The first bottleneck is the feature flag evaluation service and its data store. As user count and requests grow, the system must evaluate flags quickly for each request. The database or config store can become overwhelmed by read requests or complex targeting rules, causing latency spikes.

Scaling Solutions
  • Caching: Use in-memory caches (e.g., Redis, local caches) to store flag data and evaluation results to reduce DB load.
  • Horizontal Scaling: Add more instances of the flag evaluation service behind a load balancer to handle more concurrent requests.
  • Read Replicas: Use database read replicas to distribute read traffic for flag configurations.
  • Sharding: Partition flag data by user segments or regions to reduce data size per node.
  • CDN and Edge Caching: Cache flag data closer to users to reduce latency and network load.
  • Asynchronous Updates: Push flag changes asynchronously to services to avoid blocking requests.
  • Feature Flag Evaluation SDKs: Use client-side evaluation where possible to reduce server load.
Back-of-Envelope Cost Analysis
  • At 1M users with 100K RPS, assuming each flag evaluation is 1KB data read, total bandwidth ~100MB/s.
  • Storage for flags and targeting rules grows with complexity; expect GBs at million-user scale.
  • CPU usage depends on evaluation complexity; caching reduces CPU by avoiding repeated computations.
  • Network bandwidth and latency critical; edge caching reduces cross-region traffic.
Interview Tip

Start by explaining what feature flags are and why they matter.

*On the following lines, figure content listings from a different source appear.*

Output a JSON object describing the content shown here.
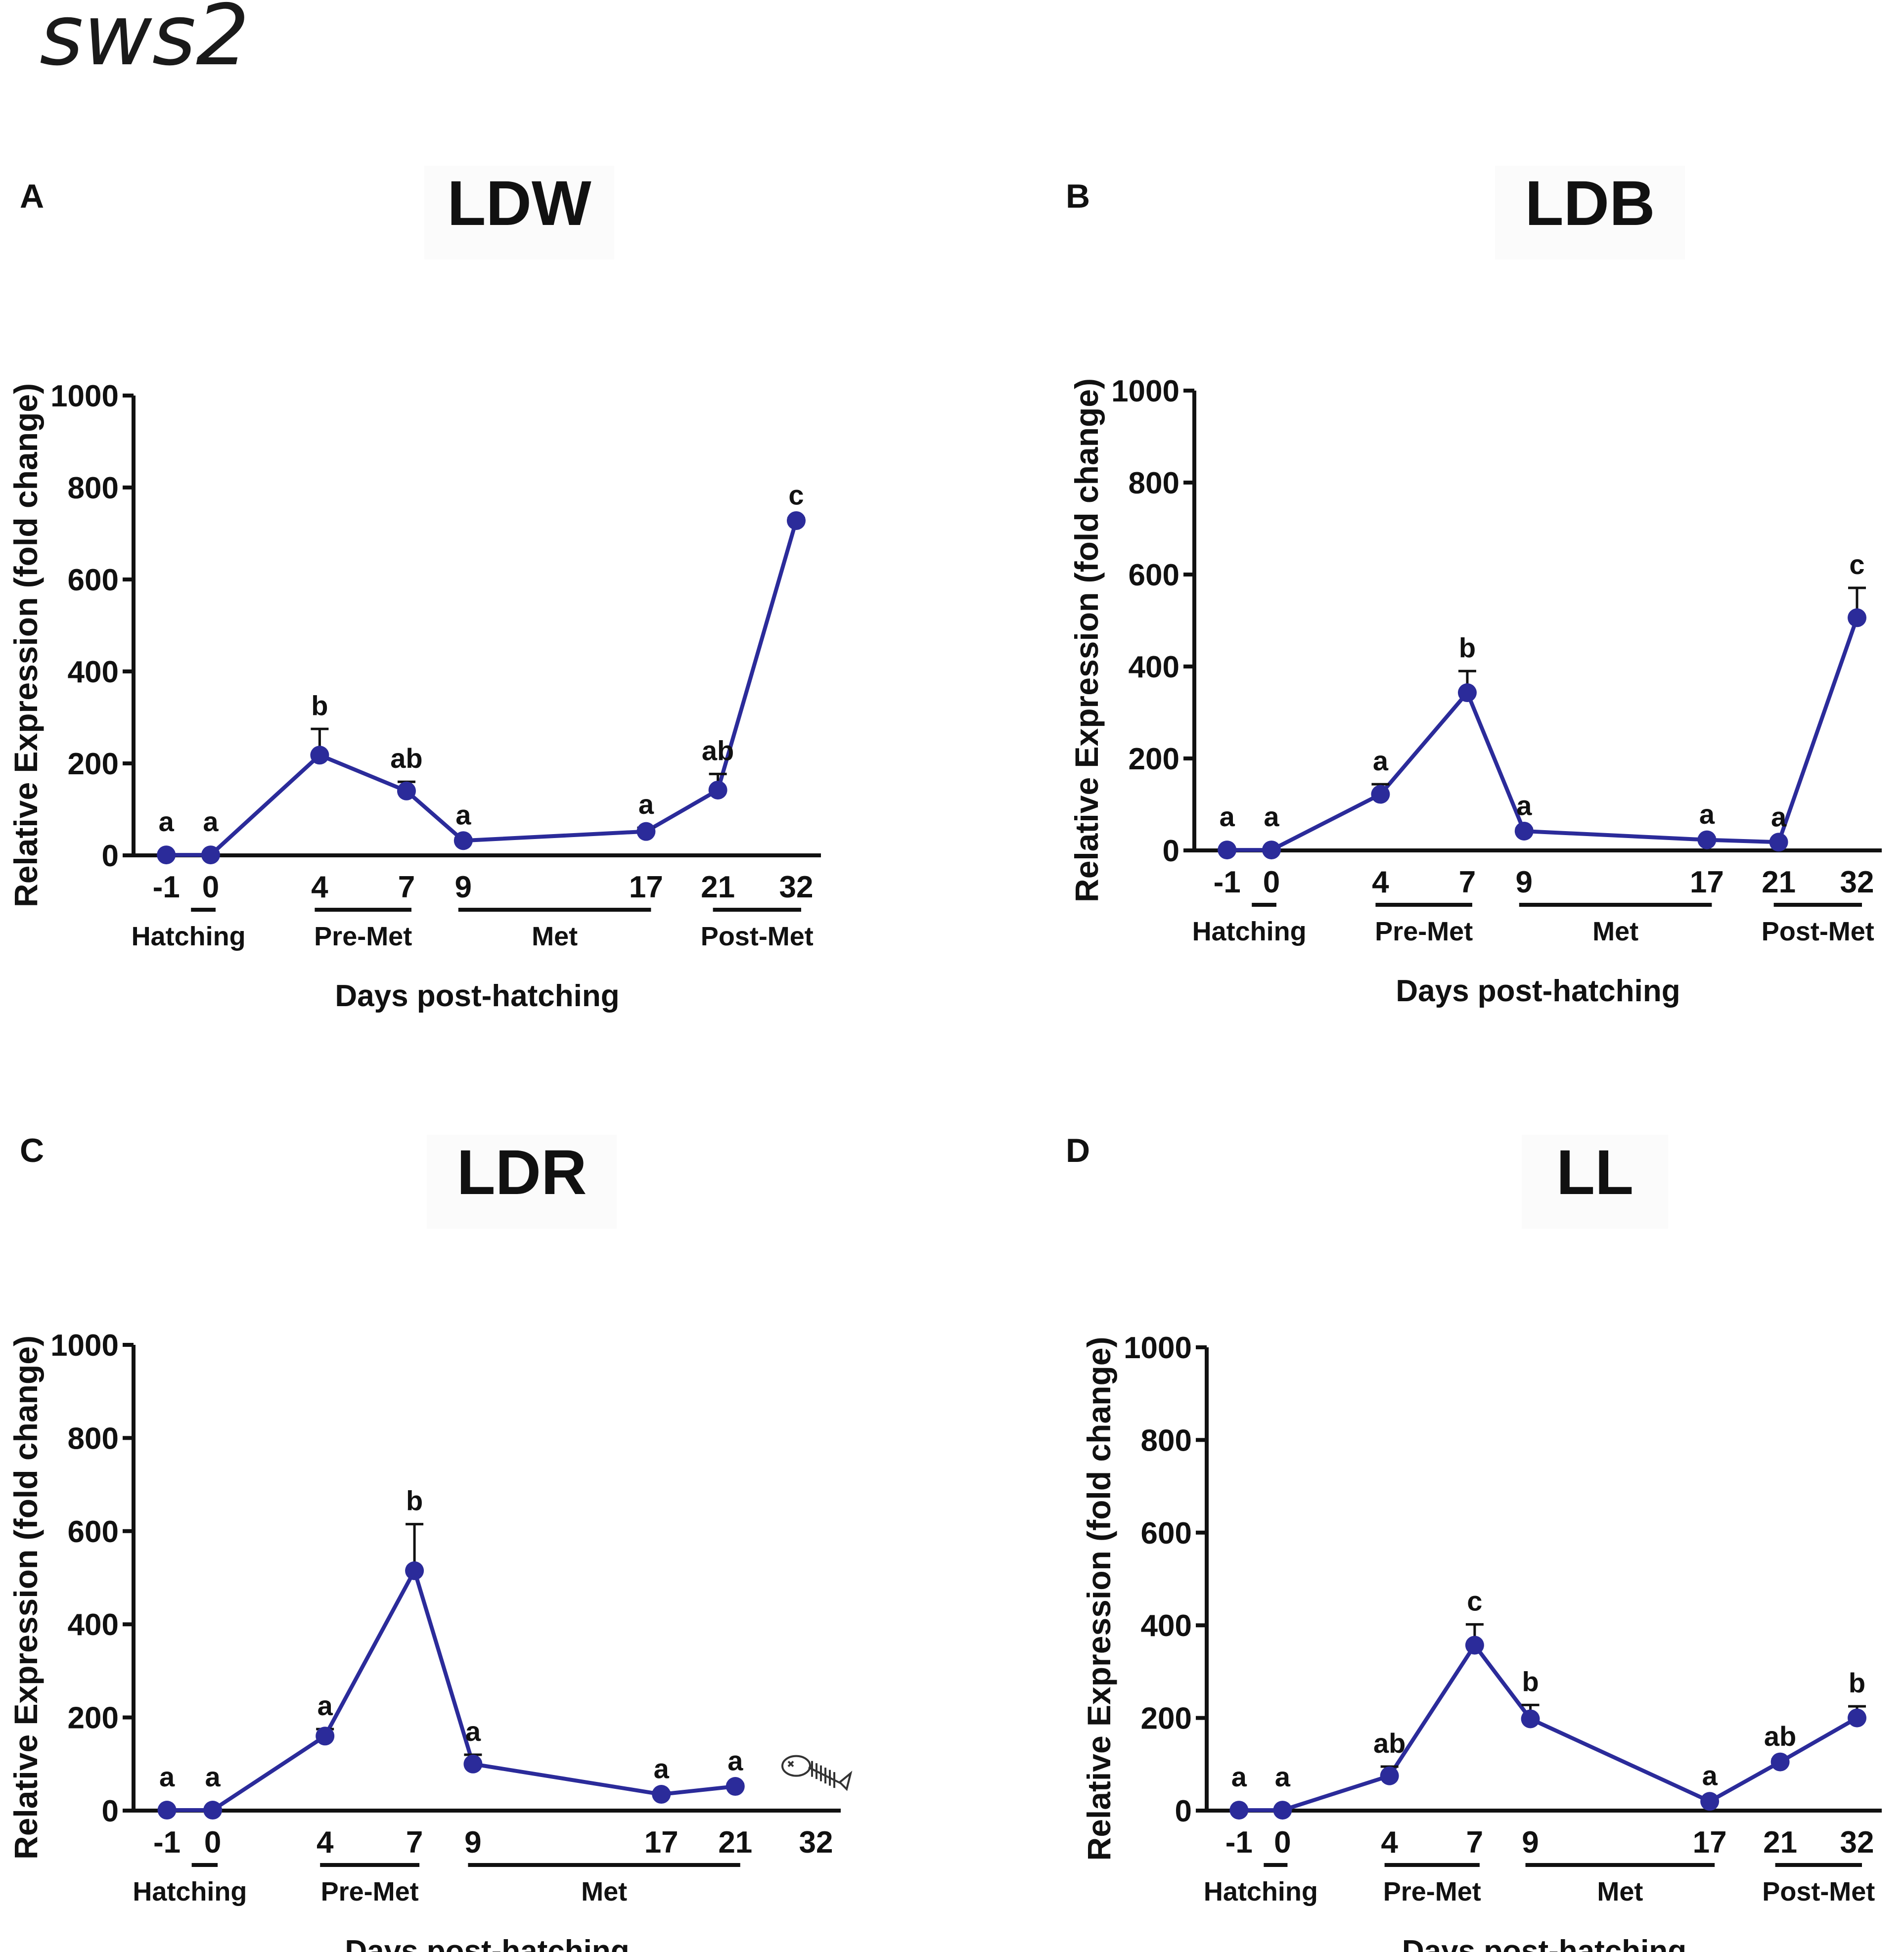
{
  "figure_title": "sws2",
  "chart_data": [
    {
      "panel": "A",
      "type": "line",
      "title": "LDW",
      "xlabel": "Days post-hatching",
      "ylabel": "Relative Expression (fold change)",
      "ylim": [
        0,
        1000
      ],
      "yticks": [
        "0",
        "200",
        "400",
        "600",
        "800",
        "1000"
      ],
      "x_tick_labels": [
        "-1",
        "0",
        "4",
        "7",
        "9",
        "17",
        "21",
        "32"
      ],
      "stages": [
        {
          "label": "Hatching",
          "from": "-1",
          "to": "0"
        },
        {
          "label": "Pre-Met",
          "from": "4",
          "to": "7"
        },
        {
          "label": "Met",
          "from": "9",
          "to": "17"
        },
        {
          "label": "Post-Met",
          "from": "21",
          "to": "32"
        }
      ],
      "x": [
        "-1",
        "0",
        "4",
        "7",
        "9",
        "17",
        "21",
        "32"
      ],
      "values": [
        1,
        1,
        218,
        140,
        32,
        52,
        142,
        728
      ],
      "errors": [
        0,
        0,
        57,
        20,
        5,
        8,
        35,
        5
      ],
      "significance": [
        "a",
        "a",
        "b",
        "ab",
        "a",
        "a",
        "ab",
        "c"
      ]
    },
    {
      "panel": "B",
      "type": "line",
      "title": "LDB",
      "xlabel": "Days post-hatching",
      "ylabel": "Relative Expression (fold change)",
      "ylim": [
        0,
        1000
      ],
      "yticks": [
        "0",
        "200",
        "400",
        "600",
        "800",
        "1000"
      ],
      "x_tick_labels": [
        "-1",
        "0",
        "4",
        "7",
        "9",
        "17",
        "21",
        "32"
      ],
      "stages": [
        {
          "label": "Hatching",
          "from": "-1",
          "to": "0"
        },
        {
          "label": "Pre-Met",
          "from": "4",
          "to": "7"
        },
        {
          "label": "Met",
          "from": "9",
          "to": "17"
        },
        {
          "label": "Post-Met",
          "from": "21",
          "to": "32"
        }
      ],
      "x": [
        "-1",
        "0",
        "4",
        "7",
        "9",
        "17",
        "21",
        "32"
      ],
      "values": [
        1,
        1,
        122,
        343,
        42,
        23,
        18,
        506
      ],
      "errors": [
        0,
        0,
        22,
        47,
        5,
        5,
        4,
        65
      ],
      "significance": [
        "a",
        "a",
        "a",
        "b",
        "a",
        "a",
        "a",
        "c"
      ]
    },
    {
      "panel": "C",
      "type": "line",
      "title": "LDR",
      "xlabel": "Days post-hatching",
      "ylabel": "Relative Expression (fold change)",
      "ylim": [
        0,
        1000
      ],
      "yticks": [
        "0",
        "200",
        "400",
        "600",
        "800",
        "1000"
      ],
      "x_tick_labels": [
        "-1",
        "0",
        "4",
        "7",
        "9",
        "17",
        "21",
        "32"
      ],
      "stages": [
        {
          "label": "Hatching",
          "from": "-1",
          "to": "0"
        },
        {
          "label": "Pre-Met",
          "from": "4",
          "to": "7"
        },
        {
          "label": "Met",
          "from": "9",
          "to": "21"
        }
      ],
      "x": [
        "-1",
        "0",
        "4",
        "7",
        "9",
        "17",
        "21"
      ],
      "values": [
        1,
        1,
        160,
        515,
        100,
        35,
        52
      ],
      "errors": [
        0,
        0,
        15,
        100,
        20,
        5,
        5
      ],
      "significance": [
        "a",
        "a",
        "a",
        "b",
        "a",
        "a",
        "a"
      ],
      "annotation_icon": "dead-fish-icon"
    },
    {
      "panel": "D",
      "type": "line",
      "title": "LL",
      "xlabel": "Days post-hatching",
      "ylabel": "Relative Expression (fold change)",
      "ylim": [
        0,
        1000
      ],
      "yticks": [
        "0",
        "200",
        "400",
        "600",
        "800",
        "1000"
      ],
      "x_tick_labels": [
        "-1",
        "0",
        "4",
        "7",
        "9",
        "17",
        "21",
        "32"
      ],
      "stages": [
        {
          "label": "Hatching",
          "from": "-1",
          "to": "0"
        },
        {
          "label": "Pre-Met",
          "from": "4",
          "to": "7"
        },
        {
          "label": "Met",
          "from": "9",
          "to": "17"
        },
        {
          "label": "Post-Met",
          "from": "21",
          "to": "32"
        }
      ],
      "x": [
        "-1",
        "0",
        "4",
        "7",
        "9",
        "17",
        "21",
        "32"
      ],
      "values": [
        1,
        1,
        75,
        357,
        198,
        20,
        105,
        200
      ],
      "errors": [
        0,
        0,
        20,
        45,
        30,
        5,
        5,
        25
      ],
      "significance": [
        "a",
        "a",
        "ab",
        "c",
        "b",
        "a",
        "ab",
        "b"
      ]
    }
  ],
  "colors": {
    "series": "#2b2b9a",
    "axis": "#111111"
  }
}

Then discuss how load grows with users and requests. Identify the bottleneck clearly (flag evaluation and data store). Propose concrete scaling solutions like caching, horizontal scaling, and sharding. Mention trade-offs like consistency vs latency. Use real numbers to show understanding.

Self Check Question

Your database handles 1000 QPS for flag data reads. Traffic grows 10x to 10,000 QPS. What do you do first?

Answer: Add caching layer (e.g., Redis or in-memory cache) to reduce direct DB reads and improve response time before scaling the database or services.

Key Result
Feature flag evaluation service and its data store become the first bottleneck as user requests grow; caching and horizontal scaling are key to maintain low latency and high throughput.